Hierarchical methods.
Density-based methods.
Grid-based methods.
Load the soybean diagnosis data set in Weka (found in Weka-3.6/data/soybean.arff), then perform the following:
Build a decision tree by selecting J48 as the classifier and 10-way cross-validation. Then fill out the following table:
Correctly Classified Instances | |
Incorrectly Classified Instances | |
Kappa statistic | |
Mean absolute error | |
Root mean squared error | |
Relative absolute error | |
Root relative squared error | |
Total Number of Instances |
Build a Naïve Bayes classifier and select 10-way cross-validation.
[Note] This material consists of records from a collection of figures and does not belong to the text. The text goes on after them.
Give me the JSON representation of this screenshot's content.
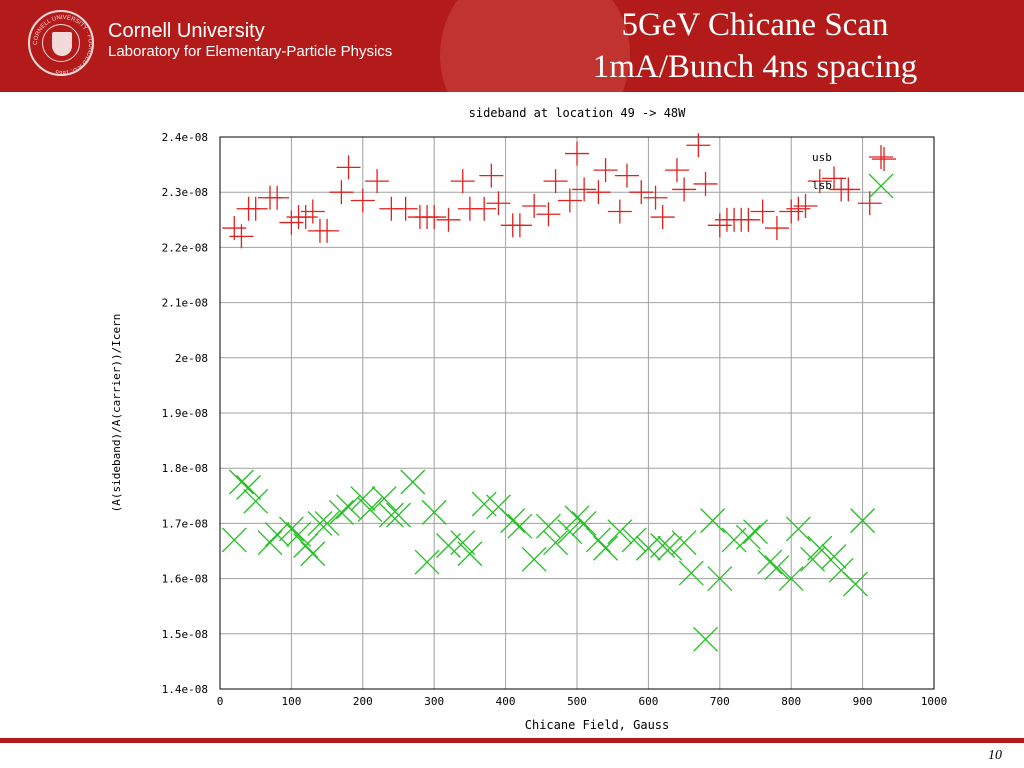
{
  "header": {
    "seal_text": "CORNELL UNIVERSITY · FOUNDED A.D. 1865",
    "university": "Cornell University",
    "lab": "Laboratory for Elementary-Particle Physics"
  },
  "slide": {
    "title_line1": "5GeV Chicane Scan",
    "title_line2": "1mA/Bunch 4ns spacing",
    "page_number": "10"
  },
  "colors": {
    "brand": "#b31b1b",
    "usb": "#e02020",
    "lsb": "#22c022",
    "grid": "#a0a0a0"
  },
  "chart_data": {
    "type": "scatter",
    "title": "sideband at location 49 -> 48W",
    "xlabel": "Chicane Field, Gauss",
    "ylabel": "(A(sideband)/A(carrier))/Icern",
    "xlim": [
      0,
      1000
    ],
    "ylim": [
      1.4e-08,
      2.4e-08
    ],
    "grid": true,
    "legend": "top-right",
    "x_ticks": [
      "0",
      "100",
      "200",
      "300",
      "400",
      "500",
      "600",
      "700",
      "800",
      "900",
      "1000"
    ],
    "y_ticks": [
      "1.4e-08",
      "1.5e-08",
      "1.6e-08",
      "1.7e-08",
      "1.8e-08",
      "1.9e-08",
      "2e-08",
      "2.1e-08",
      "2.2e-08",
      "2.3e-08",
      "2.4e-08"
    ],
    "series": [
      {
        "name": "usb",
        "marker": "plus",
        "x": [
          20,
          30,
          40,
          50,
          70,
          80,
          100,
          110,
          120,
          130,
          140,
          150,
          170,
          180,
          200,
          220,
          240,
          260,
          280,
          290,
          300,
          320,
          340,
          350,
          370,
          380,
          390,
          410,
          420,
          440,
          460,
          470,
          490,
          500,
          510,
          530,
          540,
          560,
          570,
          590,
          610,
          620,
          640,
          650,
          670,
          680,
          700,
          710,
          720,
          730,
          740,
          760,
          780,
          800,
          810,
          820,
          840,
          860,
          870,
          880,
          910,
          930
        ],
        "y": [
          2.235e-08,
          2.22e-08,
          2.27e-08,
          2.27e-08,
          2.29e-08,
          2.29e-08,
          2.245e-08,
          2.255e-08,
          2.255e-08,
          2.265e-08,
          2.23e-08,
          2.23e-08,
          2.3e-08,
          2.345e-08,
          2.285e-08,
          2.32e-08,
          2.27e-08,
          2.27e-08,
          2.255e-08,
          2.255e-08,
          2.255e-08,
          2.25e-08,
          2.32e-08,
          2.27e-08,
          2.27e-08,
          2.33e-08,
          2.28e-08,
          2.24e-08,
          2.24e-08,
          2.275e-08,
          2.26e-08,
          2.32e-08,
          2.285e-08,
          2.37e-08,
          2.305e-08,
          2.3e-08,
          2.34e-08,
          2.265e-08,
          2.33e-08,
          2.3e-08,
          2.29e-08,
          2.255e-08,
          2.34e-08,
          2.305e-08,
          2.385e-08,
          2.315e-08,
          2.24e-08,
          2.25e-08,
          2.25e-08,
          2.25e-08,
          2.25e-08,
          2.265e-08,
          2.235e-08,
          2.265e-08,
          2.27e-08,
          2.275e-08,
          2.32e-08,
          2.325e-08,
          2.305e-08,
          2.305e-08,
          2.28e-08,
          2.36e-08
        ]
      },
      {
        "name": "lsb",
        "marker": "cross",
        "x": [
          20,
          30,
          40,
          50,
          70,
          80,
          100,
          110,
          120,
          130,
          140,
          150,
          170,
          180,
          200,
          210,
          230,
          240,
          250,
          270,
          290,
          300,
          320,
          340,
          350,
          370,
          390,
          410,
          420,
          440,
          460,
          470,
          490,
          500,
          510,
          530,
          540,
          560,
          580,
          600,
          620,
          630,
          650,
          660,
          680,
          690,
          700,
          720,
          740,
          750,
          770,
          780,
          800,
          810,
          830,
          840,
          860,
          870,
          890,
          900
        ],
        "y": [
          1.67e-08,
          1.775e-08,
          1.765e-08,
          1.74e-08,
          1.665e-08,
          1.68e-08,
          1.69e-08,
          1.68e-08,
          1.66e-08,
          1.645e-08,
          1.7e-08,
          1.7e-08,
          1.72e-08,
          1.73e-08,
          1.745e-08,
          1.725e-08,
          1.745e-08,
          1.715e-08,
          1.715e-08,
          1.775e-08,
          1.63e-08,
          1.72e-08,
          1.66e-08,
          1.665e-08,
          1.645e-08,
          1.735e-08,
          1.73e-08,
          1.705e-08,
          1.695e-08,
          1.635e-08,
          1.695e-08,
          1.665e-08,
          1.685e-08,
          1.71e-08,
          1.7e-08,
          1.67e-08,
          1.655e-08,
          1.685e-08,
          1.67e-08,
          1.655e-08,
          1.66e-08,
          1.655e-08,
          1.665e-08,
          1.61e-08,
          1.49e-08,
          1.705e-08,
          1.6e-08,
          1.67e-08,
          1.675e-08,
          1.685e-08,
          1.63e-08,
          1.62e-08,
          1.6e-08,
          1.69e-08,
          1.635e-08,
          1.655e-08,
          1.64e-08,
          1.615e-08,
          1.59e-08,
          1.705e-08
        ]
      }
    ]
  }
}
Then fill out the following table:
Correctly Classified Instances | |
Incorrectly Classified Instances | |
Kappa statistic | |
Mean absolute error | |
Root mean squared error | |
Relative absolute error | |
Root relative squared error | |
Total Number of Instances |
Compare between results in previous two sections (a and b), which algorithm give the better result and why?
Construction and evaluation of a classifier’s accuracy on a dataset require partitioning labeled data into a training set and a test set. Explain three main methods used for such partitioning.
Explain why cross-validation is used in both supervised learning (classification) and unsupervised learning (clustering)?